Abstract

As the development of quantum computers progresses rapidly, continuous research efforts are ongoing for simulation and emulation of quantum algorithms on classical platforms. Software simulations require use of large-scale, costly, and resource-hungry supercomputers, while hardware emulators make use of fast Field-Programmable-Gate-Array (FPGA) accelerators, but are limited in accuracy and scalability. This work presents a cost-effective FPGA-based emulation platform that demonstrates improved scalability, accuracy, and throughput compared to existing FPGA-based emulators. In this work, speed and area trade-offs between different proposed emulation architectures and computation techniques are investigated. For example, stream-based computation is proposed that greatly reduces resource utilization, improves system scalability in terms of the number of emulated quantum bits, and allows for dynamically changing algorithm inputs. The proposed techniques assume that the unitary transformation of the quantum algorithm is known, and the matrix values can be pre-computed or generated dynamically. 32-bit floating-point precision is used for high accuracy and the architectures are fully pipelined to ensure high throughput.
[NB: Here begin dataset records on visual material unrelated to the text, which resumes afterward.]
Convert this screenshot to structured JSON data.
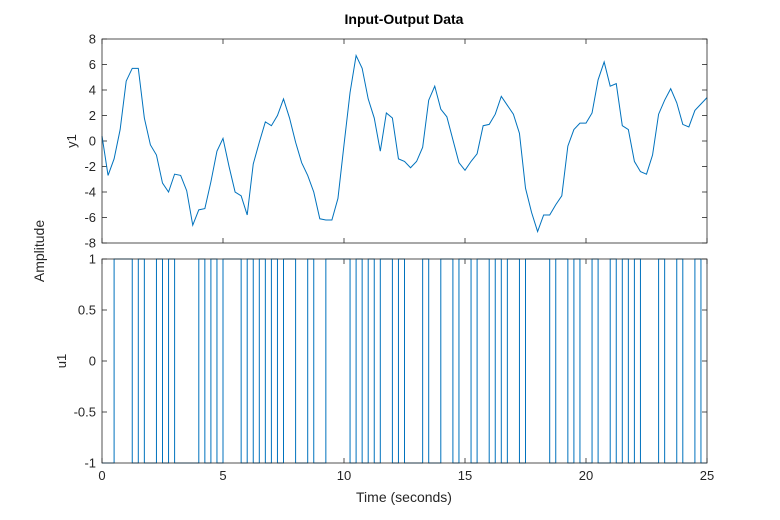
{
  "figure": {
    "title": "Input-Output Data",
    "xlabel": "Time (seconds)",
    "ylabel": "Amplitude"
  },
  "colors": {
    "line": "#0072BD",
    "axes": "#262626",
    "background": "#ffffff"
  },
  "chart_data": [
    {
      "type": "line",
      "ylabel": "y1",
      "xlim": [
        0,
        25
      ],
      "ylim": [
        -8,
        8
      ],
      "xticks": [
        0,
        5,
        10,
        15,
        20,
        25
      ],
      "yticks": [
        -8,
        -6,
        -4,
        -2,
        0,
        2,
        4,
        6,
        8
      ],
      "ytick_labels": [
        "-8",
        "-6",
        "-4",
        "-2",
        "0",
        "2",
        "4",
        "6",
        "8"
      ],
      "xtick_labels_visible": false,
      "grid": false,
      "series": [
        {
          "x": [
            0,
            0.25,
            0.5,
            0.75,
            1,
            1.25,
            1.5,
            1.75,
            2,
            2.25,
            2.5,
            2.75,
            3,
            3.25,
            3.5,
            3.75,
            4,
            4.25,
            4.5,
            4.75,
            5,
            5.25,
            5.5,
            5.75,
            6,
            6.25,
            6.5,
            6.75,
            7,
            7.25,
            7.5,
            7.75,
            8,
            8.25,
            8.5,
            8.75,
            9,
            9.25,
            9.5,
            9.75,
            10,
            10.25,
            10.5,
            10.75,
            11,
            11.25,
            11.5,
            11.75,
            12,
            12.25,
            12.5,
            12.75,
            13,
            13.25,
            13.5,
            13.75,
            14,
            14.25,
            14.5,
            14.75,
            15,
            15.25,
            15.5,
            15.75,
            16,
            16.25,
            16.5,
            16.75,
            17,
            17.25,
            17.5,
            17.75,
            18,
            18.25,
            18.5,
            18.75,
            19,
            19.25,
            19.5,
            19.75,
            20,
            20.25,
            20.5,
            20.75,
            21,
            21.25,
            21.5,
            21.75,
            22,
            22.25,
            22.5,
            22.75,
            23,
            23.25,
            23.5,
            23.75,
            24,
            24.25,
            24.5,
            24.75,
            25
          ],
          "y": [
            0.4,
            -2.7,
            -1.4,
            0.9,
            4.7,
            5.7,
            5.7,
            1.8,
            -0.3,
            -1.1,
            -3.3,
            -4.0,
            -2.6,
            -2.7,
            -3.9,
            -6.6,
            -5.4,
            -5.3,
            -3.2,
            -0.8,
            0.2,
            -2.0,
            -4.0,
            -4.3,
            -5.8,
            -1.8,
            -0.1,
            1.5,
            1.2,
            2.0,
            3.3,
            1.8,
            -0.1,
            -1.7,
            -2.7,
            -4.0,
            -6.1,
            -6.2,
            -6.2,
            -4.5,
            -0.3,
            3.8,
            6.7,
            5.7,
            3.3,
            1.8,
            -0.8,
            2.2,
            1.8,
            -1.4,
            -1.6,
            -2.1,
            -1.6,
            -0.5,
            3.2,
            4.3,
            2.5,
            1.9,
            0.1,
            -1.7,
            -2.3,
            -1.6,
            -1.0,
            1.2,
            1.3,
            2.1,
            3.5,
            2.8,
            2.1,
            0.6,
            -3.7,
            -5.6,
            -7.1,
            -5.8,
            -5.8,
            -5.0,
            -4.3,
            -0.4,
            0.9,
            1.4,
            1.4,
            2.2,
            4.8,
            6.2,
            4.3,
            4.5,
            1.2,
            0.9,
            -1.6,
            -2.4,
            -2.6,
            -1.1,
            2.1,
            3.2,
            4.1,
            3.0,
            1.3,
            1.1,
            2.4,
            2.9,
            3.4
          ]
        }
      ]
    },
    {
      "type": "line",
      "ylabel": "u1",
      "xlim": [
        0,
        25
      ],
      "ylim": [
        -1,
        1
      ],
      "xticks": [
        0,
        5,
        10,
        15,
        20,
        25
      ],
      "xtick_labels": [
        "0",
        "5",
        "10",
        "15",
        "20",
        "25"
      ],
      "yticks": [
        -1,
        -0.5,
        0,
        0.5,
        1
      ],
      "ytick_labels": [
        "-1",
        "-0.5",
        "0",
        "0.5",
        "1"
      ],
      "grid": false,
      "interpolation": "zero-order-hold",
      "series": [
        {
          "switch_times": [
            0.5,
            1.25,
            1.5,
            1.75,
            2.25,
            2.5,
            2.75,
            3.0,
            4.0,
            4.25,
            4.5,
            4.75,
            5.0,
            5.75,
            6.0,
            6.25,
            6.5,
            6.75,
            7.0,
            7.25,
            7.5,
            8.0,
            8.5,
            8.75,
            9.25,
            10.25,
            10.5,
            10.75,
            11.0,
            11.25,
            11.5,
            12.0,
            12.25,
            12.5,
            13.25,
            13.5,
            14.0,
            14.5,
            14.75,
            15.25,
            15.5,
            16.0,
            16.25,
            16.5,
            16.75,
            17.25,
            17.5,
            18.5,
            18.75,
            19.25,
            19.5,
            19.75,
            20.25,
            20.5,
            21.0,
            21.25,
            21.5,
            21.75,
            22.0,
            22.25,
            23.0,
            23.25,
            23.75,
            24.0,
            24.5,
            24.75
          ],
          "initial_value": -1,
          "final_value": 1
        }
      ]
    }
  ]
}
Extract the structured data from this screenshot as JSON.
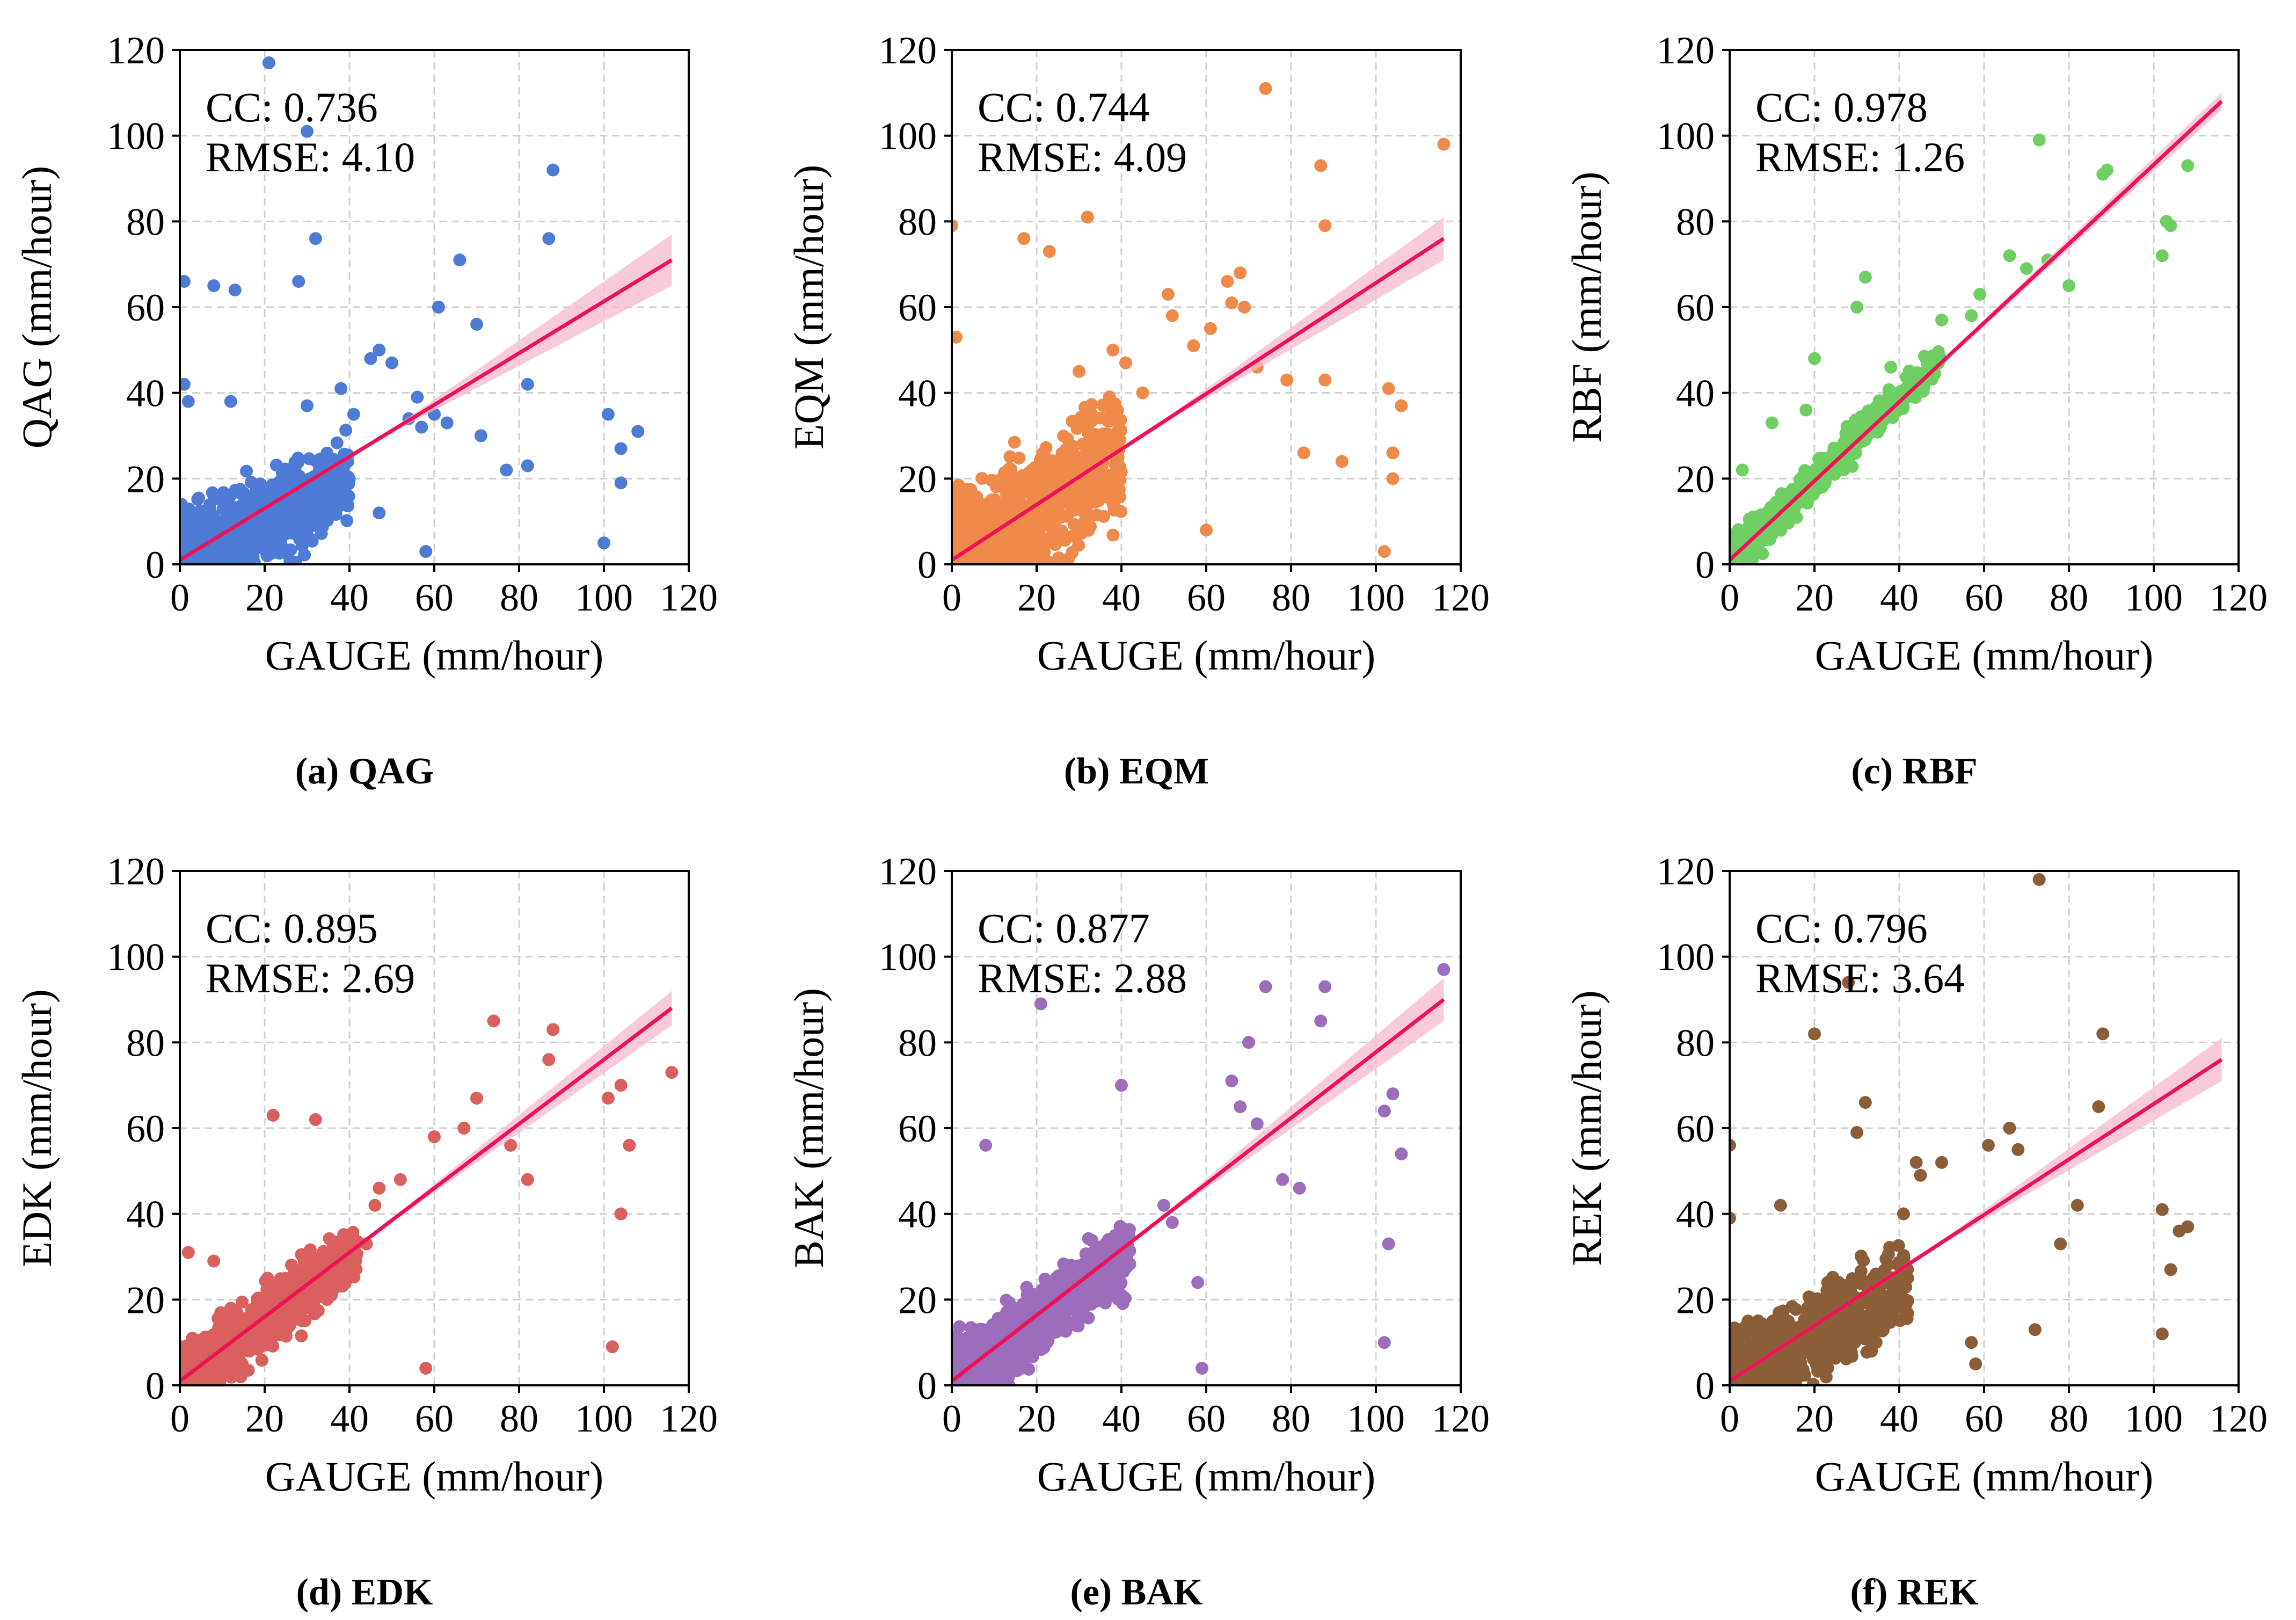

As case studies for emulation, the quantum Fourier transform and Grover’s search algorithms are investigated and quantum circuits for multi-pattern Grover’s search are also proposed. Experimental evaluation and analysis of the emulation architectures and computation techniques are provided for the investigated quantum algorithms. The emulation framework is prototyped on a high-performance reconfigurable computing (HPRC) system and the results show quantitative improvement over existing FPGA-based emulators.